On a More Inclusive CBF

Thomas Whitley

There has been a healthy amount of discussion in the days since the CBF General Assembly about the identity of CBF as well as the term most often applied to baptists in the CBF camp, moderates. Barry Howard, in his piece "Call me a Cooperative Baptist," expresses his hope for the future of baptists regarding their recent identity issues.

Whatever those in my portfolio of Baptist partnerships are called, my hope for the future is that the tent grows even larger and more inclusive, and that the matrix of partnerships emerges into a network that outgrows, out loves, and outlives the paradigms of the past.

Here's my confession: on the one hand I fully support this vision of the future of baptists (and of Christianity), for it is one that supports equality, dialogue, and acceptance. On the other hand, however, I also have difficulty supporting this view because of the very nature of organizations and groups of people.

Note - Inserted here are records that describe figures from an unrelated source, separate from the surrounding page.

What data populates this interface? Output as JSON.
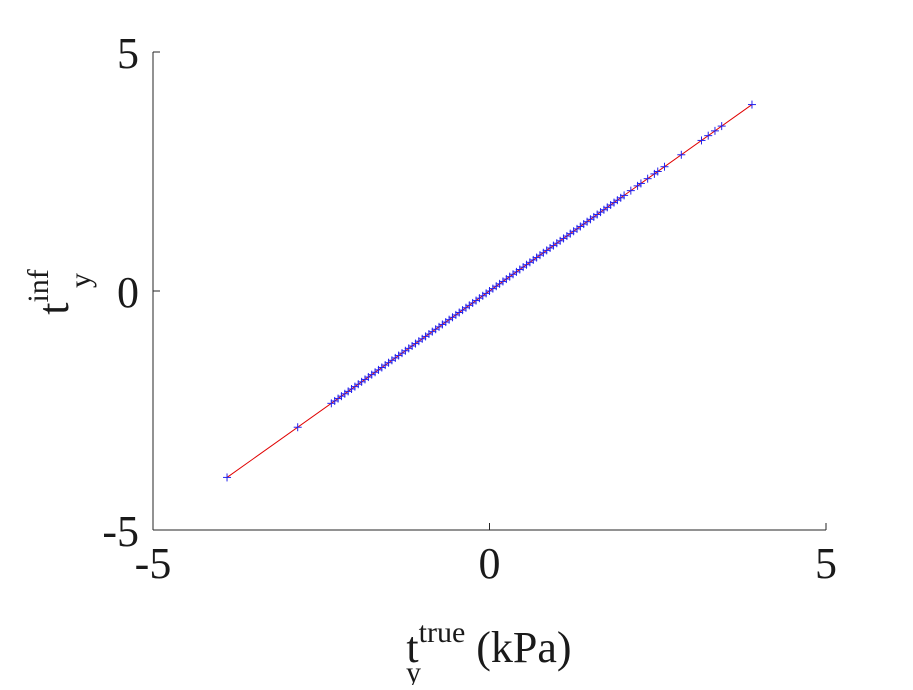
{
  "chart_data": {
    "type": "scatter",
    "title": "",
    "xlabel": {
      "base": "t",
      "superscript": "true",
      "subscript": "y",
      "suffix": " (kPa)"
    },
    "ylabel": {
      "base": "t",
      "superscript": "inf",
      "subscript": "y",
      "suffix": ""
    },
    "xlim": [
      -5,
      5
    ],
    "ylim": [
      -5,
      5
    ],
    "xticks": [
      -5,
      0,
      5
    ],
    "yticks": [
      -5,
      0,
      5
    ],
    "xtick_labels": [
      "-5",
      "0",
      "5"
    ],
    "ytick_labels": [
      "-5",
      "0",
      "5"
    ],
    "grid": false,
    "marker_color": "#2222ee",
    "line_color": "#e00000",
    "reference_line": {
      "x": [
        -3.9,
        3.9
      ],
      "y": [
        -3.9,
        3.9
      ]
    },
    "series": [
      {
        "marker": "+",
        "x": [
          -3.9,
          -2.85,
          -2.35,
          -2.3,
          -2.25,
          -2.2,
          -2.15,
          -2.1,
          -2.05,
          -2.0,
          -1.95,
          -1.9,
          -1.85,
          -1.8,
          -1.75,
          -1.7,
          -1.65,
          -1.6,
          -1.55,
          -1.5,
          -1.45,
          -1.4,
          -1.35,
          -1.3,
          -1.25,
          -1.2,
          -1.15,
          -1.1,
          -1.05,
          -1.0,
          -0.95,
          -0.9,
          -0.85,
          -0.8,
          -0.75,
          -0.7,
          -0.65,
          -0.6,
          -0.55,
          -0.5,
          -0.45,
          -0.4,
          -0.35,
          -0.3,
          -0.25,
          -0.2,
          -0.15,
          -0.1,
          -0.05,
          0.0,
          0.05,
          0.1,
          0.15,
          0.2,
          0.25,
          0.3,
          0.35,
          0.4,
          0.45,
          0.5,
          0.55,
          0.6,
          0.65,
          0.7,
          0.75,
          0.8,
          0.85,
          0.9,
          0.95,
          1.0,
          1.05,
          1.1,
          1.15,
          1.2,
          1.25,
          1.3,
          1.35,
          1.4,
          1.45,
          1.5,
          1.55,
          1.6,
          1.65,
          1.7,
          1.75,
          1.8,
          1.85,
          1.9,
          1.95,
          2.0,
          2.1,
          2.2,
          2.25,
          2.35,
          2.45,
          2.5,
          2.6,
          2.85,
          3.15,
          3.25,
          3.35,
          3.45,
          3.9
        ],
        "y": [
          -3.9,
          -2.85,
          -2.35,
          -2.3,
          -2.25,
          -2.2,
          -2.15,
          -2.1,
          -2.05,
          -2.0,
          -1.95,
          -1.9,
          -1.85,
          -1.8,
          -1.75,
          -1.7,
          -1.65,
          -1.6,
          -1.55,
          -1.5,
          -1.45,
          -1.4,
          -1.35,
          -1.3,
          -1.25,
          -1.2,
          -1.15,
          -1.1,
          -1.05,
          -1.0,
          -0.95,
          -0.9,
          -0.85,
          -0.8,
          -0.75,
          -0.7,
          -0.65,
          -0.6,
          -0.55,
          -0.5,
          -0.45,
          -0.4,
          -0.35,
          -0.3,
          -0.25,
          -0.2,
          -0.15,
          -0.1,
          -0.05,
          0.0,
          0.05,
          0.1,
          0.15,
          0.2,
          0.25,
          0.3,
          0.35,
          0.4,
          0.45,
          0.5,
          0.55,
          0.6,
          0.65,
          0.7,
          0.75,
          0.8,
          0.85,
          0.9,
          0.95,
          1.0,
          1.05,
          1.1,
          1.15,
          1.2,
          1.25,
          1.3,
          1.35,
          1.4,
          1.45,
          1.5,
          1.55,
          1.6,
          1.65,
          1.7,
          1.75,
          1.8,
          1.85,
          1.9,
          1.95,
          2.0,
          2.1,
          2.2,
          2.25,
          2.35,
          2.45,
          2.5,
          2.6,
          2.85,
          3.15,
          3.25,
          3.35,
          3.45,
          3.9
        ]
      }
    ]
  }
}
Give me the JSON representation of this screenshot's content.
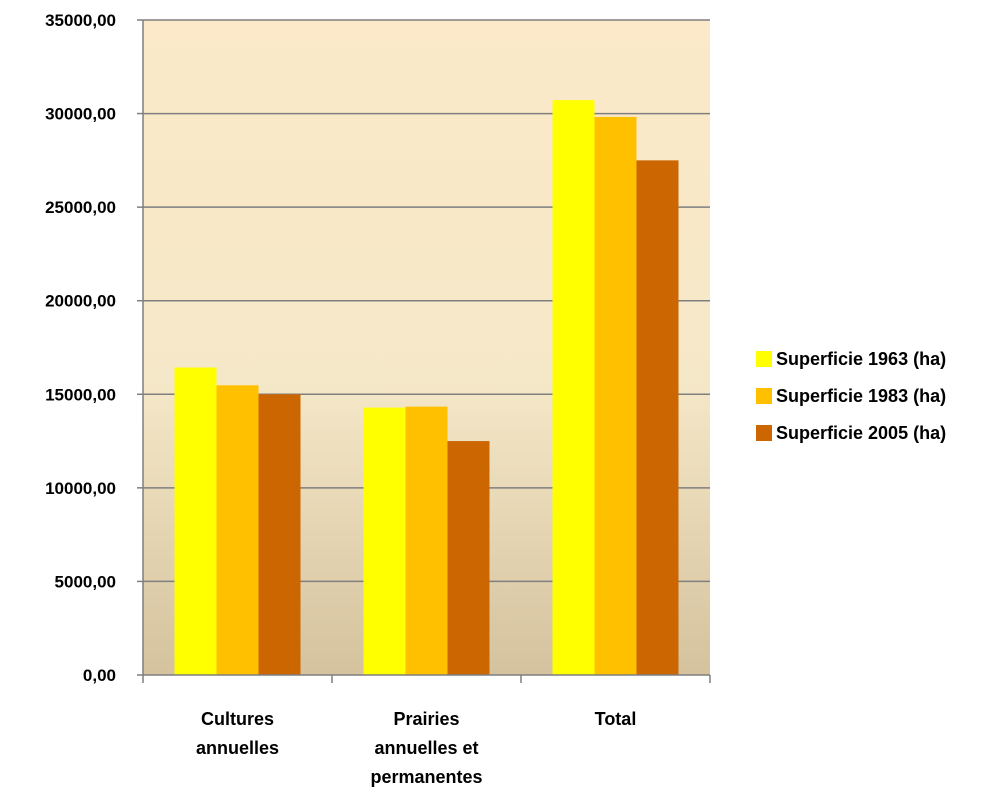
{
  "chart_data": {
    "type": "bar",
    "categories": [
      [
        "Cultures",
        "annuelles"
      ],
      [
        "Prairies",
        "annuelles et",
        "permanentes"
      ],
      [
        "Total"
      ]
    ],
    "series": [
      {
        "name": "Superficie 1963 (ha)",
        "color": "#FFFF00",
        "values": [
          16430,
          14290,
          30720
        ]
      },
      {
        "name": "Superficie 1983 (ha)",
        "color": "#FFC000",
        "values": [
          15480,
          14340,
          29820
        ]
      },
      {
        "name": "Superficie 2005 (ha)",
        "color": "#CC6600",
        "values": [
          15000,
          12500,
          27500
        ]
      }
    ],
    "ylim": [
      0,
      35000
    ],
    "yticks": [
      "0,00",
      "5000,00",
      "10000,00",
      "15000,00",
      "20000,00",
      "25000,00",
      "30000,00",
      "35000,00"
    ],
    "grid": true,
    "legend_position": "right",
    "background_gradient": [
      "#FBE9C9",
      "#D5C29E"
    ],
    "gridline_color": "#7F7F7F"
  }
}
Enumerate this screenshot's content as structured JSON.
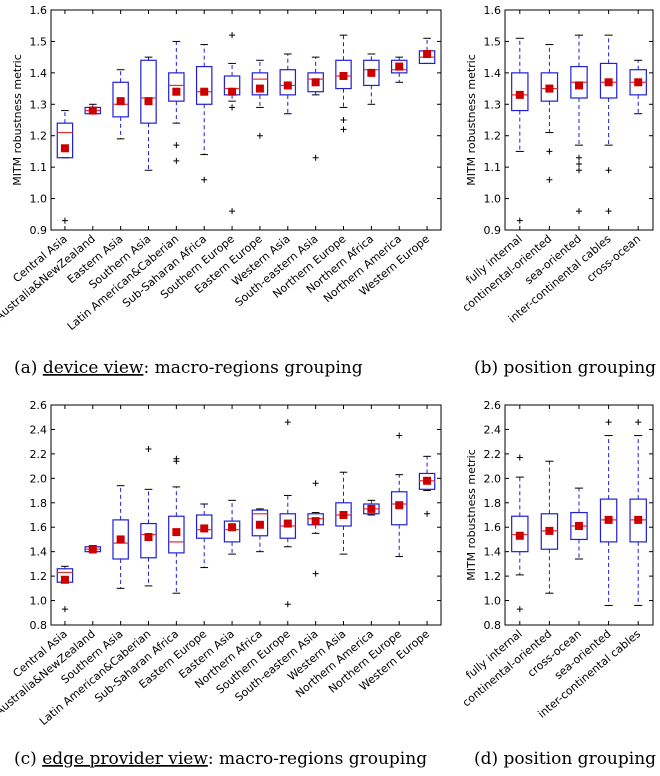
{
  "captions": {
    "a_prefix": "(a) ",
    "a_underlined": "device view",
    "a_rest": ": macro-regions grouping",
    "b": "(b) position grouping",
    "c_prefix": "(c) ",
    "c_underlined": "edge provider view",
    "c_rest": ": macro-regions grouping",
    "d": "(d) position grouping"
  },
  "colors": {
    "box": "#1f1fd6",
    "median": "#e03030",
    "mean": "#cc0000",
    "axis": "#000000"
  },
  "chart_data": [
    {
      "id": "a",
      "type": "box",
      "ylabel": "MITM robustness metric",
      "ylim": [
        0.9,
        1.6
      ],
      "yticks": [
        0.9,
        1.0,
        1.1,
        1.2,
        1.3,
        1.4,
        1.5,
        1.6
      ],
      "categories": [
        "Central Asia",
        "Australia&NewZealand",
        "Eastern Asia",
        "Southern Asia",
        "Latin American&Caberian",
        "Sub-Saharan Africa",
        "Southern Europe",
        "Eastern Europe",
        "Western Asia",
        "South-eastern Asia",
        "Northern Europe",
        "Northern Africa",
        "Northern America",
        "Western Europe"
      ],
      "boxes": [
        {
          "wlo": 1.13,
          "q1": 1.13,
          "med": 1.21,
          "q3": 1.24,
          "whi": 1.28,
          "mean": 1.16,
          "out": [
            0.93
          ]
        },
        {
          "wlo": 1.27,
          "q1": 1.27,
          "med": 1.28,
          "q3": 1.29,
          "whi": 1.3,
          "mean": 1.28,
          "out": []
        },
        {
          "wlo": 1.19,
          "q1": 1.26,
          "med": 1.3,
          "q3": 1.37,
          "whi": 1.41,
          "mean": 1.31,
          "out": []
        },
        {
          "wlo": 1.09,
          "q1": 1.24,
          "med": 1.32,
          "q3": 1.44,
          "whi": 1.45,
          "mean": 1.31,
          "out": []
        },
        {
          "wlo": 1.24,
          "q1": 1.31,
          "med": 1.36,
          "q3": 1.4,
          "whi": 1.5,
          "mean": 1.34,
          "out": [
            1.17,
            1.12
          ]
        },
        {
          "wlo": 1.14,
          "q1": 1.3,
          "med": 1.34,
          "q3": 1.42,
          "whi": 1.49,
          "mean": 1.34,
          "out": [
            1.06
          ]
        },
        {
          "wlo": 1.31,
          "q1": 1.33,
          "med": 1.35,
          "q3": 1.39,
          "whi": 1.43,
          "mean": 1.34,
          "out": [
            1.52,
            1.29,
            0.96
          ]
        },
        {
          "wlo": 1.29,
          "q1": 1.33,
          "med": 1.38,
          "q3": 1.4,
          "whi": 1.44,
          "mean": 1.35,
          "out": [
            1.2
          ]
        },
        {
          "wlo": 1.27,
          "q1": 1.33,
          "med": 1.36,
          "q3": 1.41,
          "whi": 1.46,
          "mean": 1.36,
          "out": []
        },
        {
          "wlo": 1.33,
          "q1": 1.34,
          "med": 1.38,
          "q3": 1.4,
          "whi": 1.45,
          "mean": 1.37,
          "out": [
            1.13
          ]
        },
        {
          "wlo": 1.29,
          "q1": 1.35,
          "med": 1.39,
          "q3": 1.44,
          "whi": 1.52,
          "mean": 1.39,
          "out": [
            1.25,
            1.22
          ]
        },
        {
          "wlo": 1.3,
          "q1": 1.36,
          "med": 1.41,
          "q3": 1.44,
          "whi": 1.46,
          "mean": 1.4,
          "out": []
        },
        {
          "wlo": 1.37,
          "q1": 1.4,
          "med": 1.41,
          "q3": 1.44,
          "whi": 1.45,
          "mean": 1.42,
          "out": []
        },
        {
          "wlo": 1.43,
          "q1": 1.43,
          "med": 1.45,
          "q3": 1.47,
          "whi": 1.51,
          "mean": 1.46,
          "out": []
        }
      ]
    },
    {
      "id": "b",
      "type": "box",
      "ylabel": "MITM robustness metric",
      "ylim": [
        0.9,
        1.6
      ],
      "yticks": [
        0.9,
        1.0,
        1.1,
        1.2,
        1.3,
        1.4,
        1.5,
        1.6
      ],
      "categories": [
        "fully internal",
        "continental-oriented",
        "sea-oriented",
        "inter-continental cables",
        "cross-ocean"
      ],
      "boxes": [
        {
          "wlo": 1.15,
          "q1": 1.28,
          "med": 1.33,
          "q3": 1.4,
          "whi": 1.51,
          "mean": 1.33,
          "out": [
            0.93
          ]
        },
        {
          "wlo": 1.21,
          "q1": 1.31,
          "med": 1.35,
          "q3": 1.4,
          "whi": 1.49,
          "mean": 1.35,
          "out": [
            1.15,
            1.06
          ]
        },
        {
          "wlo": 1.17,
          "q1": 1.32,
          "med": 1.37,
          "q3": 1.42,
          "whi": 1.52,
          "mean": 1.36,
          "out": [
            1.13,
            1.11,
            1.09,
            0.96
          ]
        },
        {
          "wlo": 1.17,
          "q1": 1.32,
          "med": 1.37,
          "q3": 1.43,
          "whi": 1.52,
          "mean": 1.37,
          "out": [
            1.09,
            0.96
          ]
        },
        {
          "wlo": 1.27,
          "q1": 1.33,
          "med": 1.37,
          "q3": 1.41,
          "whi": 1.44,
          "mean": 1.37,
          "out": []
        }
      ]
    },
    {
      "id": "c",
      "type": "box",
      "ylabel": "",
      "ylim": [
        0.8,
        2.6
      ],
      "yticks": [
        0.8,
        1.0,
        1.2,
        1.4,
        1.6,
        1.8,
        2.0,
        2.2,
        2.4,
        2.6
      ],
      "categories": [
        "Central Asia",
        "Australia&NewZealand",
        "Southern Asia",
        "Latin American&Caberian",
        "Sub-Saharan Africa",
        "Eastern Europe",
        "Eastern Asia",
        "Northern Africa",
        "Southern Europe",
        "South-eastern Asia",
        "Western Asia",
        "Northern America",
        "Northern Europe",
        "Western Europe"
      ],
      "boxes": [
        {
          "wlo": 1.15,
          "q1": 1.15,
          "med": 1.23,
          "q3": 1.26,
          "whi": 1.28,
          "mean": 1.17,
          "out": [
            0.93
          ]
        },
        {
          "wlo": 1.39,
          "q1": 1.4,
          "med": 1.42,
          "q3": 1.44,
          "whi": 1.45,
          "mean": 1.42,
          "out": []
        },
        {
          "wlo": 1.1,
          "q1": 1.34,
          "med": 1.47,
          "q3": 1.66,
          "whi": 1.94,
          "mean": 1.5,
          "out": []
        },
        {
          "wlo": 1.12,
          "q1": 1.35,
          "med": 1.54,
          "q3": 1.63,
          "whi": 1.91,
          "mean": 1.52,
          "out": [
            2.24
          ]
        },
        {
          "wlo": 1.06,
          "q1": 1.39,
          "med": 1.48,
          "q3": 1.69,
          "whi": 1.93,
          "mean": 1.56,
          "out": [
            2.16,
            2.14
          ]
        },
        {
          "wlo": 1.27,
          "q1": 1.51,
          "med": 1.58,
          "q3": 1.7,
          "whi": 1.79,
          "mean": 1.59,
          "out": []
        },
        {
          "wlo": 1.38,
          "q1": 1.48,
          "med": 1.58,
          "q3": 1.65,
          "whi": 1.82,
          "mean": 1.6,
          "out": []
        },
        {
          "wlo": 1.4,
          "q1": 1.53,
          "med": 1.71,
          "q3": 1.74,
          "whi": 1.75,
          "mean": 1.62,
          "out": []
        },
        {
          "wlo": 1.44,
          "q1": 1.51,
          "med": 1.61,
          "q3": 1.71,
          "whi": 1.86,
          "mean": 1.63,
          "out": [
            2.46,
            0.97
          ]
        },
        {
          "wlo": 1.55,
          "q1": 1.62,
          "med": 1.67,
          "q3": 1.71,
          "whi": 1.72,
          "mean": 1.65,
          "out": [
            1.96,
            1.22
          ]
        },
        {
          "wlo": 1.38,
          "q1": 1.61,
          "med": 1.7,
          "q3": 1.8,
          "whi": 2.05,
          "mean": 1.7,
          "out": []
        },
        {
          "wlo": 1.7,
          "q1": 1.71,
          "med": 1.75,
          "q3": 1.79,
          "whi": 1.82,
          "mean": 1.75,
          "out": []
        },
        {
          "wlo": 1.36,
          "q1": 1.62,
          "med": 1.79,
          "q3": 1.89,
          "whi": 2.03,
          "mean": 1.78,
          "out": [
            2.35
          ]
        },
        {
          "wlo": 1.9,
          "q1": 1.91,
          "med": 1.98,
          "q3": 2.04,
          "whi": 2.18,
          "mean": 1.98,
          "out": [
            1.71
          ]
        }
      ]
    },
    {
      "id": "d",
      "type": "box",
      "ylabel": "MITM robustness metric",
      "ylim": [
        0.8,
        2.6
      ],
      "yticks": [
        0.8,
        1.0,
        1.2,
        1.4,
        1.6,
        1.8,
        2.0,
        2.2,
        2.4,
        2.6
      ],
      "categories": [
        "fully internal",
        "continental-oriented",
        "cross-ocean",
        "sea-oriented",
        "inter-continental cables"
      ],
      "boxes": [
        {
          "wlo": 1.21,
          "q1": 1.4,
          "med": 1.54,
          "q3": 1.69,
          "whi": 2.01,
          "mean": 1.53,
          "out": [
            2.17,
            0.93
          ]
        },
        {
          "wlo": 1.06,
          "q1": 1.42,
          "med": 1.57,
          "q3": 1.71,
          "whi": 2.14,
          "mean": 1.57,
          "out": []
        },
        {
          "wlo": 1.34,
          "q1": 1.5,
          "med": 1.61,
          "q3": 1.72,
          "whi": 1.92,
          "mean": 1.61,
          "out": []
        },
        {
          "wlo": 0.96,
          "q1": 1.48,
          "med": 1.66,
          "q3": 1.83,
          "whi": 2.35,
          "mean": 1.66,
          "out": [
            2.46
          ]
        },
        {
          "wlo": 0.96,
          "q1": 1.48,
          "med": 1.66,
          "q3": 1.83,
          "whi": 2.35,
          "mean": 1.66,
          "out": [
            2.46
          ]
        }
      ]
    }
  ]
}
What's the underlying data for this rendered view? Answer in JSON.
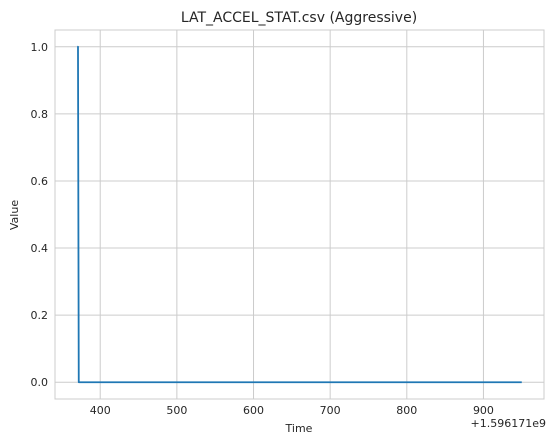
{
  "chart_data": {
    "type": "line",
    "title": "LAT_ACCEL_STAT.csv (Aggressive)",
    "xlabel": "Time",
    "ylabel": "Value",
    "x_offset_label": "+1.596171e9",
    "xlim": [
      341,
      979
    ],
    "ylim": [
      -0.05,
      1.05
    ],
    "xticks": [
      400,
      500,
      600,
      700,
      800,
      900
    ],
    "xtick_labels": [
      "400",
      "500",
      "600",
      "700",
      "800",
      "900"
    ],
    "yticks": [
      0.0,
      0.2,
      0.4,
      0.6,
      0.8,
      1.0
    ],
    "ytick_labels": [
      "0.0",
      "0.2",
      "0.4",
      "0.6",
      "0.8",
      "1.0"
    ],
    "grid": true,
    "series": [
      {
        "color": "#1f77b4",
        "x": [
          370,
          371,
          372,
          950
        ],
        "y": [
          1.0,
          1.0,
          0.0,
          0.0
        ]
      }
    ]
  }
}
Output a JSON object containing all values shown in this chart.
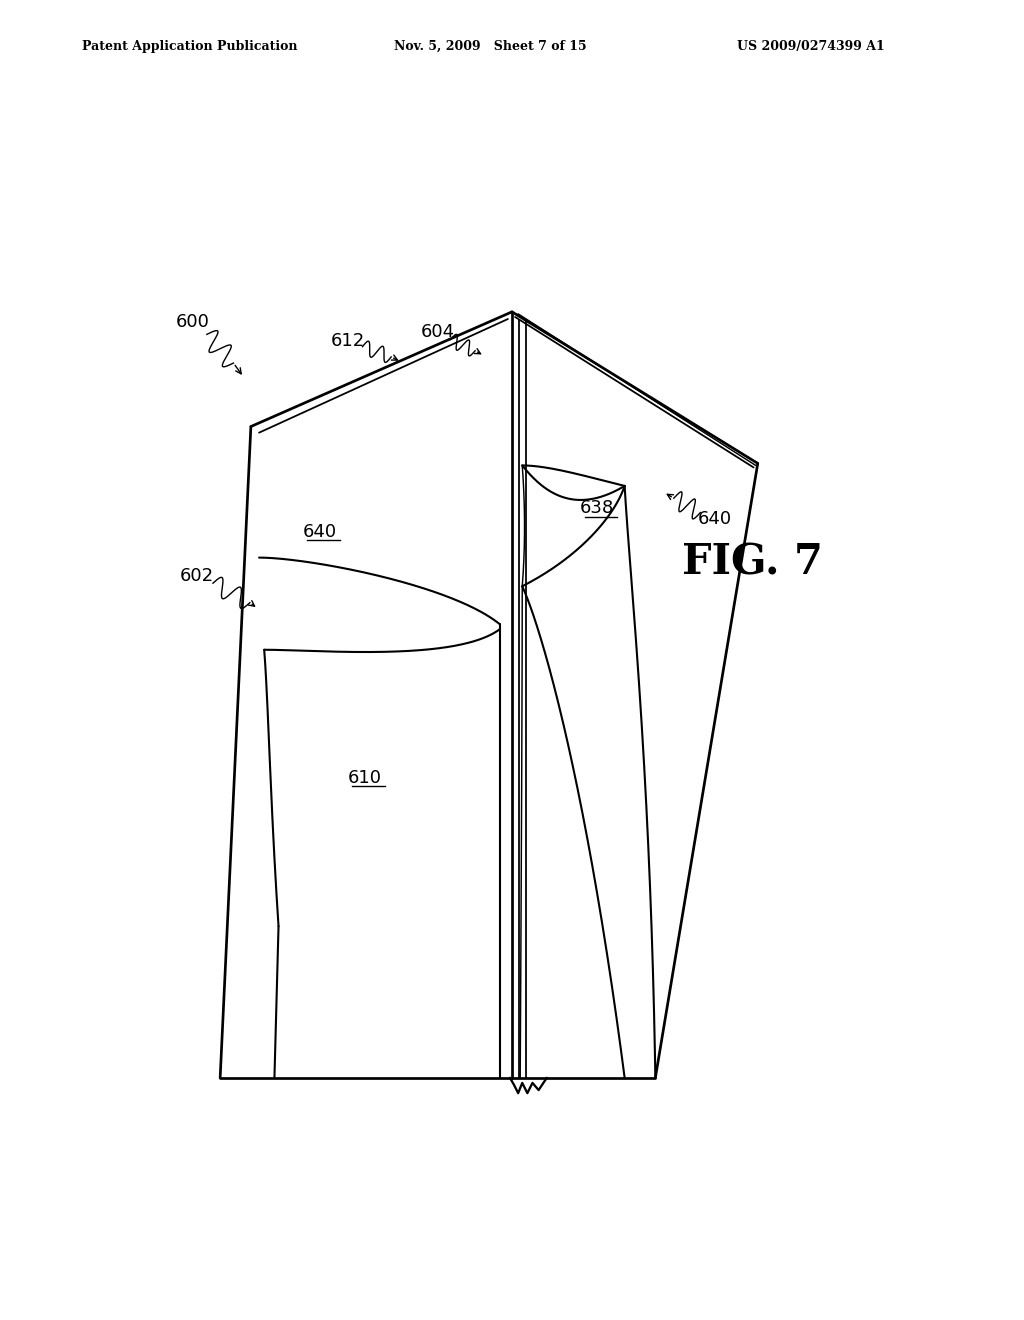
{
  "header_left": "Patent Application Publication",
  "header_mid": "Nov. 5, 2009   Sheet 7 of 15",
  "header_right": "US 2009/0274399 A1",
  "fig_label": "FIG. 7",
  "background_color": "#ffffff",
  "line_color": "#000000",
  "lw": 1.5
}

As the tent grows larger and new, different types of baptists are welcomed in to the fold, each contingency (is it too early to call them caucases?) will argue for its position to take priority of those held by other types of baptists and ultimately decisions will be made that affirm one group while marginalizing other groups (CBF's recent organizational policy statement on homosexuality shows the early realities of this).

My hope for CBF's future really is in line with Howard's here but it also includes a leadership that is able to manage the multitude of differing views that will be present as the tent grows larger and larger and will work to appropriately affirm every type of baptist represented in its ranks and not just those with the most money, loudest voices, or most persistent complaints.

As things are currently it seems that certain groups are already enjoying a sort of favortism. Can this be reversed and, if so, can meaningful neutrality be maintained when more baptists and more views enter the picture?

I'm doubtful but I hope CBF proves me wrong.